Gap 函数 returns 使用 foldl 或 foldr 列表中两个元素首次出现之间的整数距离。(Haskell)
Gap function that returns the integer distance between first appearance of two elements in a list using either foldl or foldr.(Haskell)
类型定义如下:
gap :: (Eq a) => a -> a -> [a] -> Maybe Int
我在这个问题上被困了一个多小时,不知道如何解决这个问题。我知道它需要使用 fold 并且熟悉该主题。
请注意必须使用 foldl 或 foldr。
调用时的输出应该如下所示
gap 3 8 [1..10]
=Just 5
gap 8 3 [1..10]
=Nothing
gap 'h' 'l' "hello"
=Just 2
gap 'h' 'z' "hello"
=Nothing
您可能 dropWhile 列表,直到找到起始元素,然后从右侧折叠,从 Nothing 开始,一旦您到达结束元素,将其替换为 Just 1,和 fmaping +1 到累加器。

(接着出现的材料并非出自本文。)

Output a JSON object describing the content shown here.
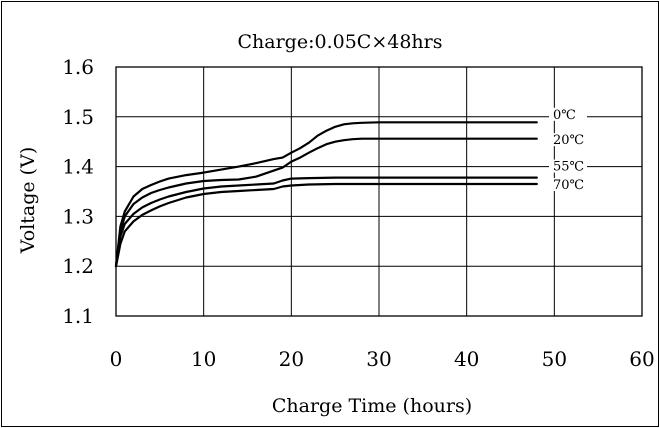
{
  "chart_data": {
    "type": "line",
    "title": "Charge:0.05C×48hrs",
    "xlabel": "Charge Time (hours)",
    "ylabel": "Voltage (V)",
    "xlim": [
      0,
      60
    ],
    "ylim": [
      1.1,
      1.6
    ],
    "xticks": [
      "0",
      "10",
      "20",
      "30",
      "40",
      "50",
      "60"
    ],
    "yticks": [
      "1.1",
      "1.2",
      "1.3",
      "1.4",
      "1.5",
      "1.6"
    ],
    "grid": true,
    "series": [
      {
        "name": "0℃",
        "x": [
          0,
          0.5,
          1,
          2,
          3,
          4,
          5,
          6,
          8,
          10,
          12,
          14,
          16,
          18,
          19,
          20,
          21,
          22,
          23,
          24,
          25,
          26,
          27,
          28,
          30,
          35,
          40,
          45,
          48
        ],
        "y": [
          1.2,
          1.28,
          1.31,
          1.34,
          1.355,
          1.363,
          1.37,
          1.376,
          1.383,
          1.388,
          1.394,
          1.4,
          1.407,
          1.415,
          1.418,
          1.428,
          1.437,
          1.448,
          1.462,
          1.472,
          1.48,
          1.485,
          1.487,
          1.488,
          1.489,
          1.489,
          1.489,
          1.489,
          1.489
        ]
      },
      {
        "name": "20℃",
        "x": [
          0,
          0.5,
          1,
          2,
          3,
          4,
          5,
          6,
          8,
          10,
          12,
          14,
          16,
          18,
          19,
          20,
          21,
          22,
          23,
          24,
          25,
          26,
          27,
          28,
          30,
          35,
          40,
          45,
          48
        ],
        "y": [
          1.2,
          1.27,
          1.3,
          1.325,
          1.338,
          1.347,
          1.353,
          1.358,
          1.366,
          1.371,
          1.373,
          1.374,
          1.38,
          1.392,
          1.398,
          1.41,
          1.418,
          1.428,
          1.437,
          1.445,
          1.45,
          1.453,
          1.455,
          1.456,
          1.456,
          1.456,
          1.456,
          1.456,
          1.456
        ]
      },
      {
        "name": "55℃",
        "x": [
          0,
          0.5,
          1,
          2,
          3,
          4,
          5,
          6,
          8,
          10,
          12,
          14,
          16,
          18,
          19,
          20,
          22,
          25,
          30,
          35,
          40,
          45,
          48
        ],
        "y": [
          1.2,
          1.26,
          1.285,
          1.305,
          1.318,
          1.327,
          1.334,
          1.34,
          1.349,
          1.356,
          1.36,
          1.362,
          1.364,
          1.366,
          1.372,
          1.376,
          1.377,
          1.378,
          1.378,
          1.378,
          1.378,
          1.378,
          1.378
        ]
      },
      {
        "name": "70℃",
        "x": [
          0,
          0.5,
          1,
          2,
          3,
          4,
          5,
          6,
          8,
          10,
          12,
          14,
          16,
          18,
          19,
          20,
          22,
          25,
          30,
          35,
          40,
          45,
          48
        ],
        "y": [
          1.2,
          1.245,
          1.27,
          1.29,
          1.303,
          1.312,
          1.32,
          1.327,
          1.338,
          1.345,
          1.349,
          1.351,
          1.353,
          1.355,
          1.36,
          1.362,
          1.364,
          1.365,
          1.365,
          1.365,
          1.365,
          1.365,
          1.365
        ]
      }
    ]
  }
}
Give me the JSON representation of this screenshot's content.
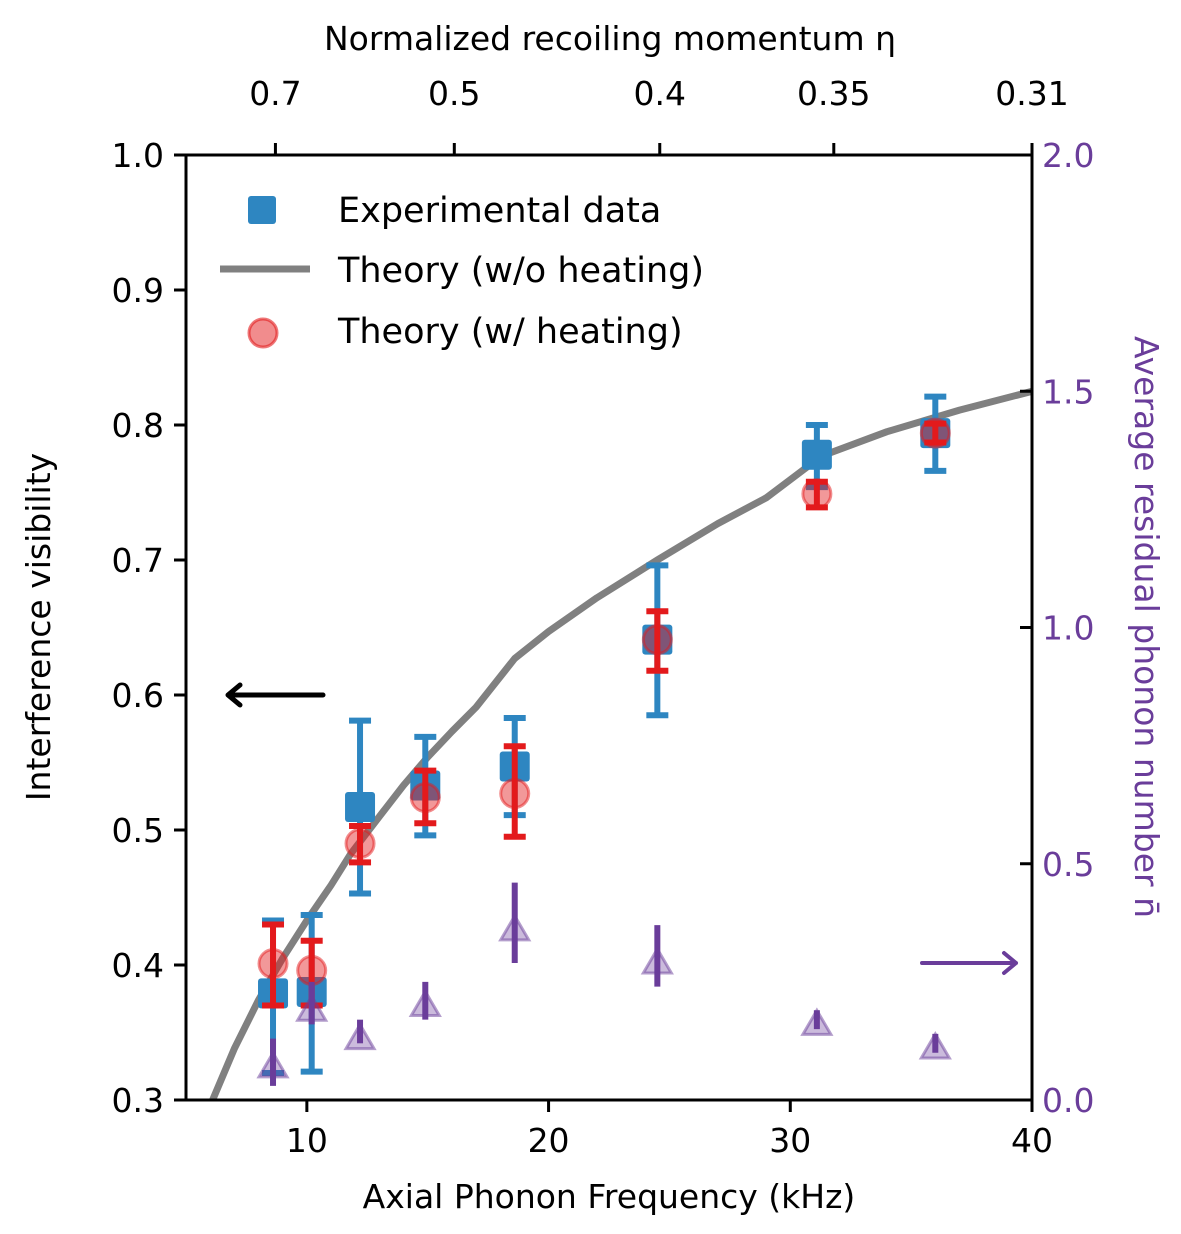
{
  "chart_data": {
    "type": "scatter",
    "title": "",
    "xlabel": "Axial Phonon Frequency (kHz)",
    "ylabel": "Interference visibility",
    "y2label": "Average residual phonon number n̄",
    "x2label": "Normalized recoiling momentum η",
    "xlim": [
      5,
      40
    ],
    "ylim": [
      0.3,
      1.0
    ],
    "y2lim": [
      0.0,
      2.0
    ],
    "grid": false,
    "legend_position": "top-left",
    "x_ticks": [
      10,
      20,
      30,
      40
    ],
    "x_tick_labels": [
      "10",
      "20",
      "30",
      "40"
    ],
    "y_ticks": [
      0.3,
      0.4,
      0.5,
      0.6,
      0.7,
      0.8,
      0.9,
      1.0
    ],
    "y_tick_labels": [
      "0.3",
      "0.4",
      "0.5",
      "0.6",
      "0.7",
      "0.8",
      "0.9",
      "1.0"
    ],
    "y2_ticks": [
      0.0,
      0.5,
      1.0,
      1.5,
      2.0
    ],
    "y2_tick_labels": [
      "0.0",
      "0.5",
      "1.0",
      "1.5",
      "2.0"
    ],
    "x2_ticks_at_khz": [
      8.7,
      16.1,
      24.6,
      31.8,
      40.0
    ],
    "x2_tick_labels": [
      "0.7",
      "0.5",
      "0.4",
      "0.35",
      "0.31"
    ],
    "colors": {
      "experimental": "#2e86c1",
      "theory_no_heating": "#808080",
      "theory_heating": "#e31a1c",
      "phonon": "#6a3d9a"
    },
    "series": [
      {
        "name": "Experimental data",
        "marker": "square",
        "axis": "left",
        "x": [
          8.6,
          10.2,
          12.2,
          14.9,
          18.6,
          24.5,
          31.1,
          36.0
        ],
        "y": [
          0.379,
          0.38,
          0.517,
          0.533,
          0.547,
          0.641,
          0.778,
          0.794
        ],
        "yerr_low": [
          0.32,
          0.321,
          0.453,
          0.496,
          0.511,
          0.585,
          0.754,
          0.766
        ],
        "yerr_high": [
          0.433,
          0.437,
          0.581,
          0.569,
          0.583,
          0.696,
          0.8,
          0.821
        ]
      },
      {
        "name": "Theory (w/o heating)",
        "marker": "line",
        "axis": "left",
        "x": [
          6.1,
          7,
          8,
          9,
          10,
          11,
          11.8,
          13,
          14,
          15,
          16,
          17,
          18.6,
          20,
          22,
          24.5,
          27,
          29,
          31.3,
          34,
          37,
          40
        ],
        "y": [
          0.3,
          0.338,
          0.374,
          0.405,
          0.433,
          0.459,
          0.482,
          0.51,
          0.533,
          0.554,
          0.573,
          0.591,
          0.627,
          0.647,
          0.672,
          0.7,
          0.727,
          0.746,
          0.777,
          0.795,
          0.811,
          0.825
        ]
      },
      {
        "name": "Theory (w/ heating)",
        "marker": "circle",
        "axis": "left",
        "x": [
          8.6,
          10.2,
          12.2,
          14.9,
          18.6,
          24.5,
          31.1,
          36.0
        ],
        "y": [
          0.401,
          0.396,
          0.49,
          0.524,
          0.527,
          0.641,
          0.749,
          0.794
        ],
        "yerr_low": [
          0.37,
          0.37,
          0.476,
          0.505,
          0.495,
          0.618,
          0.739,
          0.787
        ],
        "yerr_high": [
          0.43,
          0.418,
          0.503,
          0.544,
          0.562,
          0.662,
          0.758,
          0.801
        ]
      },
      {
        "name": "Average residual phonon number",
        "marker": "triangle",
        "axis": "right",
        "x": [
          8.6,
          10.2,
          12.2,
          14.9,
          18.6,
          24.5,
          31.1,
          36.0
        ],
        "y": [
          0.07,
          0.19,
          0.13,
          0.2,
          0.36,
          0.29,
          0.16,
          0.11
        ],
        "yerr_low": [
          0.03,
          0.16,
          0.12,
          0.17,
          0.29,
          0.24,
          0.15,
          0.1
        ],
        "yerr_high": [
          0.13,
          0.25,
          0.17,
          0.25,
          0.46,
          0.37,
          0.19,
          0.14
        ]
      }
    ],
    "legend": [
      {
        "label": "Experimental data",
        "marker": "square"
      },
      {
        "label": "Theory (w/o heating)",
        "marker": "line"
      },
      {
        "label": "Theory (w/ heating)",
        "marker": "circle"
      }
    ],
    "annotations": [
      {
        "type": "arrow",
        "direction": "left",
        "at_y": 0.6,
        "meaning": "left axis"
      },
      {
        "type": "arrow",
        "direction": "right",
        "at_y2": 0.29,
        "meaning": "right axis"
      }
    ]
  }
}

在代码中:
gap :: Eq a => a -> a -> [a] -> Maybe Int
gap from to xs = case dropWhile (/= from) xs of
[] -> Nothing
(_:rest) -> gap' to rest
gap' :: Eq a => a -> [a] -> Maybe Int
gap' to = foldr f Nothing
where f x acc | x == to = Just 1
| otherwise = (+1) <$> acc
好消息是,如果序列中的元素多次出现,它也能正常工作:
*Main> gap 3 8 $ [1..10] ++ [1..10]
Just 5
*Main> gap 3 8 [1, 2, 3, 3, 3, 8]
Just 3
也许我的解决方案不是很好,但它有效
import Control.Monad
import Data.Function
import Data.Foldable
(...) = (.) . (.)
gap x y = liftA2 ((guard . (> 0) =<<) ... liftA2 (subtract `on` fst))
(find ((==x) . snd)) (find((==y) . snd)) . zip [0..]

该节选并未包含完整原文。